Ersatzschiffe beinahe doppelt so alt wie ihre Vorgänger

Sie kreuzen immer noch topfit über den Bodensee. Obwohl inzwischen über 80 Jahre alt, zeigen die 1959/60 modernisierten Schwesterschiffe „Thurgau“ und „Zürich“ noch keine Ermüdungserscheinungen. Ihre beiden Vorgänger wurden nur halb so alt und ruhen seit mehr als acht Jahrzehnten auf dem Grund des 200 Meter-Grabens, dem sogenannten „Tiefen Schweb“. Das eine Schiff, die „Helvetia“, wurde erst vor wenigen Tagen wiederentdeckt und wegen seines Schnabelbugs rasch identifiziert. Es war das erste „echte“ Halbsalonschiff für die Schweizer Bodenseeflotte in Romanshorn und eines der ersten beiden Bodenseeschiffe mit elektrischer Beleuchtung. Der Hecksalon war im neobarocken Stil mit grünem Samtplüsch ausgestaltet. Eine Verbundmaschine mit einer Leistung von 500 PS verlieh der „Helvetia“ eine Geschwindigkeit von 25,5 km/h. Bei einer Länge von 54 Metern und einer Gesamtbreite von 12,25 Metern konnten 700 Personen an Bord genommen werden. Ein erster Höhepunkt in der 45-jährigen Laufbahn der „Helvetia“ war der Einsatz als „Beleuchtungsschiff“ im Konstanzer Hafen anlässlich des ersten Besuchs von Kaiser Wilhelm II. am 29. September 1888. Der seetüchtige und robuste Dampfer verkehrte auf allen, von Schweizerschiffen befahrenen Routen zwischen Romanshorn und Rorschach nach Friedrichshafen und Lindau. Zur Abwechslung gab es im Sommer auch Sonderfahrten in den damals noch von großen Schiffen befahrbaren Alten Rhein nach Rheineck. 

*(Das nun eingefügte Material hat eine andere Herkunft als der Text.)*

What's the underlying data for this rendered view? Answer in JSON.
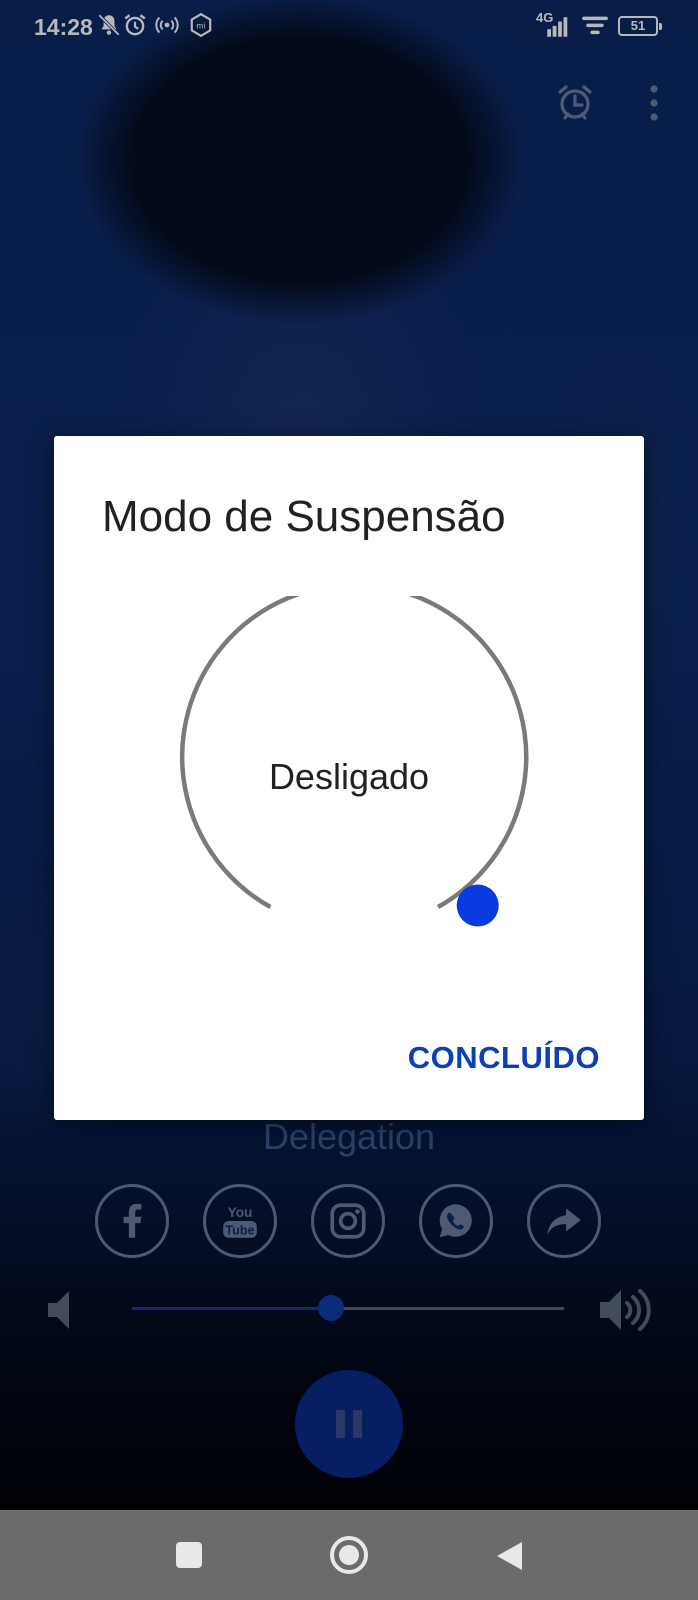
{
  "status_bar": {
    "time": "14:28",
    "network": "4G",
    "battery": "51",
    "icons": [
      "bell-muted-icon",
      "alarm-icon",
      "hotspot-icon",
      "mi-icon",
      "signal-icon",
      "wifi-icon",
      "battery-icon"
    ]
  },
  "top_actions": {
    "icons": [
      "sleep-timer-icon",
      "more-vert-icon"
    ]
  },
  "player": {
    "station_name": "Delegation",
    "social_icons": [
      "facebook-icon",
      "youtube-icon",
      "instagram-icon",
      "whatsapp-icon",
      "share-icon"
    ],
    "youtube_text": [
      "You",
      "Tube"
    ],
    "volume_level": 0.46,
    "state": "playing"
  },
  "dialog": {
    "title": "Modo de Suspensão",
    "value_label": "Desligado",
    "done_label": "CONCLUÍDO",
    "dial_value": 0
  },
  "colors": {
    "accent": "#0d3fb5",
    "dial_track": "#7a7a7a",
    "dial_thumb": "#0a3be0"
  },
  "nav_bar": {
    "icons": [
      "recents-icon",
      "home-icon",
      "back-icon"
    ]
  }
}
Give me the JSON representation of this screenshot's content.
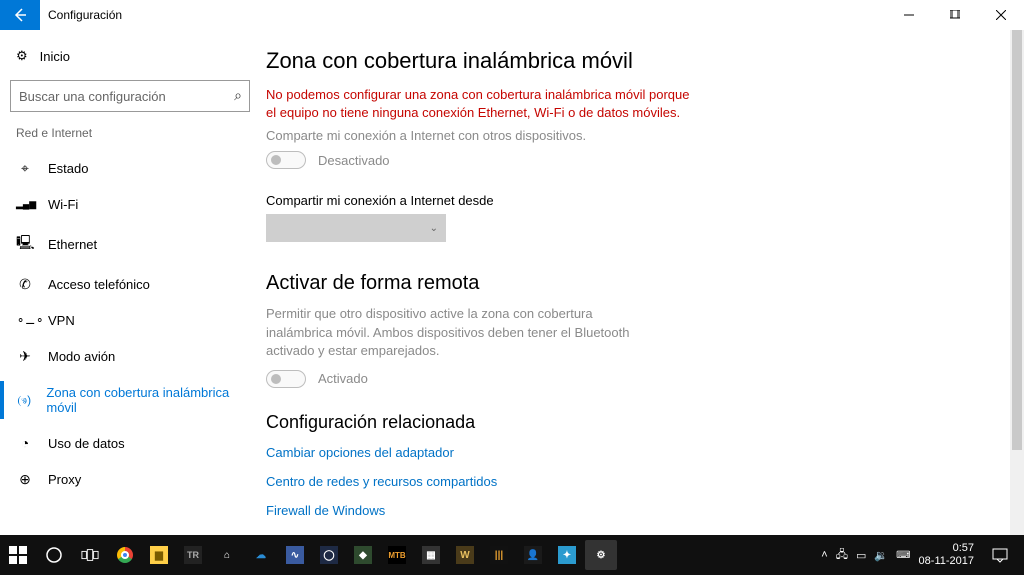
{
  "titlebar": {
    "title": "Configuración"
  },
  "sidebar": {
    "home": "Inicio",
    "search_placeholder": "Buscar una configuración",
    "category": "Red e Internet",
    "items": [
      {
        "icon": "⌖",
        "label": "Estado"
      },
      {
        "icon": "▂▄▆",
        "label": "Wi-Fi"
      },
      {
        "icon": "🖳",
        "label": "Ethernet"
      },
      {
        "icon": "✆",
        "label": "Acceso telefónico"
      },
      {
        "icon": "∾",
        "label": "VPN"
      },
      {
        "icon": "✈",
        "label": "Modo avión"
      },
      {
        "icon": "(ෳ)",
        "label": "Zona con cobertura inalámbrica móvil"
      },
      {
        "icon": "◔",
        "label": "Uso de datos"
      },
      {
        "icon": "⊕",
        "label": "Proxy"
      }
    ]
  },
  "main": {
    "h1": "Zona con cobertura inalámbrica móvil",
    "error": "No podemos configurar una zona con cobertura inalámbrica móvil porque el equipo no tiene ninguna conexión Ethernet, Wi-Fi o de datos móviles.",
    "share_desc": "Comparte mi conexión a Internet con otros dispositivos.",
    "share_toggle": "Desactivado",
    "share_from_label": "Compartir mi conexión a Internet desde",
    "remote_h": "Activar de forma remota",
    "remote_desc": "Permitir que otro dispositivo active la zona con cobertura inalámbrica móvil. Ambos dispositivos deben tener el Bluetooth activado y estar emparejados.",
    "remote_toggle": "Activado",
    "related_h": "Configuración relacionada",
    "links": [
      "Cambiar opciones del adaptador",
      "Centro de redes y recursos compartidos",
      "Firewall de Windows"
    ]
  },
  "taskbar": {
    "time": "0:57",
    "date": "08-11-2017"
  }
}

SD Helvetia 1926 in der Romanshorner Werfthalle
(Bild: Sammlung Fritz)

Als im Mai 1932 das Motorschiff „Thurgau“ in Dienst gestellt wurde, diente die inzwischen 45 Jahre alte „Helvetia“ nur noch als Flottenreserve und sollte gegen Jahresende stillgelegt werden. Aber das Ende kam schneller als erwartet. Auf einer Sonderfahrt nach Lindau brach am 20. August ein Radarm des Steuerbord-Schaufelrades. Ausgerechnet die „Thurgau“ schleppte den Havaristen nach Romanshorn. Eine Reparatur lohnte sich nicht mehr und so wurde das Schiff in allen Teilen ausgeschlachtet und am 27. Oktober 1932 im „Tiefen Schweb“ versenkt, bis 81 Jahre später das nasse Grab der „Helvetia“ entdeckt wurde.

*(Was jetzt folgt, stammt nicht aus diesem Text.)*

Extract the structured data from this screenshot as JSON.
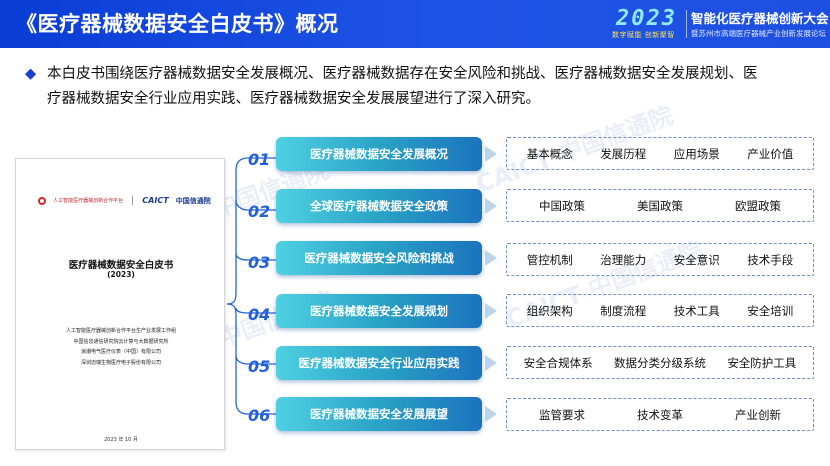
{
  "header": {
    "title": "《医疗器械数据安全白皮书》概况",
    "event_year": "2023",
    "event_tagline": "数字赋能  创新聚智",
    "event_name": "智能化医疗器械创新大会",
    "event_sub": "暨苏州市高端医疗器械产业创新发展论坛"
  },
  "intro": {
    "bullet": "◆",
    "line1": "本白皮书围绕医疗器械数据安全发展概况、医疗器械数据存在安全风险和挑战、医疗器械数据安全发展规划、医",
    "line2": "疗器械数据安全行业应用实践、医疗器械数据安全发展展望进行了深入研究。"
  },
  "cover": {
    "org_logo_text": "人工智能医疗器械创新合作平台",
    "caict_text": "CAICT",
    "caict_cn": "中国信通院",
    "title": "医疗器械数据安全白皮书",
    "year": "(2023)",
    "authors": [
      "人工智能医疗器械创新合作平台生产业发展工作组",
      "中国信息通信研究院云计算与大数据研究所",
      "浪潮电气医疗仪表（中国）有限公司",
      "深圳迈瑞生物医疗电子股份有限公司"
    ],
    "date": "2023 年 10 月"
  },
  "sections": [
    {
      "number": "01",
      "title": "医疗器械数据安全发展概况",
      "tags": [
        "基本概念",
        "发展历程",
        "应用场景",
        "产业价值"
      ]
    },
    {
      "number": "02",
      "title": "全球医疗器械数据安全政策",
      "tags": [
        "中国政策",
        "美国政策",
        "欧盟政策"
      ]
    },
    {
      "number": "03",
      "title": "医疗器械数据安全风险和挑战",
      "tags": [
        "管控机制",
        "治理能力",
        "安全意识",
        "技术手段"
      ]
    },
    {
      "number": "04",
      "title": "医疗器械数据安全发展规划",
      "tags": [
        "组织架构",
        "制度流程",
        "技术工具",
        "安全培训"
      ]
    },
    {
      "number": "05",
      "title": "医疗器械数据安全行业应用实践",
      "tags": [
        "安全合规体系",
        "数据分类分级系统",
        "安全防护工具"
      ]
    },
    {
      "number": "06",
      "title": "医疗器械数据安全发展展望",
      "tags": [
        "监管要求",
        "技术变革",
        "产业创新"
      ]
    }
  ],
  "watermarks": [
    "中国信通院",
    "CAICT 中国信通院",
    "CAICT 中国信通院",
    "中国信通院"
  ],
  "colors": {
    "header_bg": "#1f55e6",
    "pill_start": "#4fd0e2",
    "pill_end": "#1b73bd",
    "number": "#2260d8",
    "tag_border": "#6a8ed0"
  }
}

Die ausgeschlachtete Schiffsschale der "Helvetia" im Oktober 1932 im Romanshorner Werfthafen
(Bild: Sammlung Fritz)

Dasselbe Schicksal ereilte am 2. Mai 1933 die nach Indienststellung des Motorschiffes „Zürich“ entbehrlich gewordene „Säntis“. Bei dem aus dem Jahre 1892 stammenden Dampfer machte sich die Schifffahrts-Inspektion Romanshorn nicht mehr die Mühe, Maschine und Aufbauten zu demontierten. Bis auf das Steuerhaus, wurde dieser Dampfer kompakt in die Tiefe geschickt. Die „Säntis“ war eines der wenigen Bodenseeschiffe, das durch eine Dreifach-Expansionsmaschine angetrieben wurde. Die „Säntis“ war außerdem das erste Dampfschiff der Gesamtschweiz, das 1919/20 auf ölbefeuerte Kessel umgerüstet wurde. Seine letzten Fahrten absolvierte der Dampfer „Säntis“ im Spätjahr 1932, wurde dann nicht mehr in Betrieb genommen und wurde wegen der damals geringen Schrottpreise ebenso wie die „Helvetia“ entsorgt. 

Die "Säntis" wird am 02.05.1933 im Obersee versenkt.
(Bild: Sammlung Fritz)

An unbekannter Stelle, vermutlich auf der Höhe Hagnau/Altnau ruht auch der Schiffsrumpf des ersten Salondampfers „Kaiser Wilhelm“ und späteren „Baden“, ebenso wie das erste Doppelschrauben-Motorschiff „Stadt Radolfzell“, das nach nur neun Betriebsjahren wegen seiner unzuverlässig arbeitenden Motorenanlage ebenfalls zur Versenkung freigegeben wurde. Nach über 80 Jahren bringt das von der Europäischen Union geförderte Projekt „Tiefenschärfe“ endlich Licht in das Dunkel der Schiffsfriedhöfe auf dem Obersee.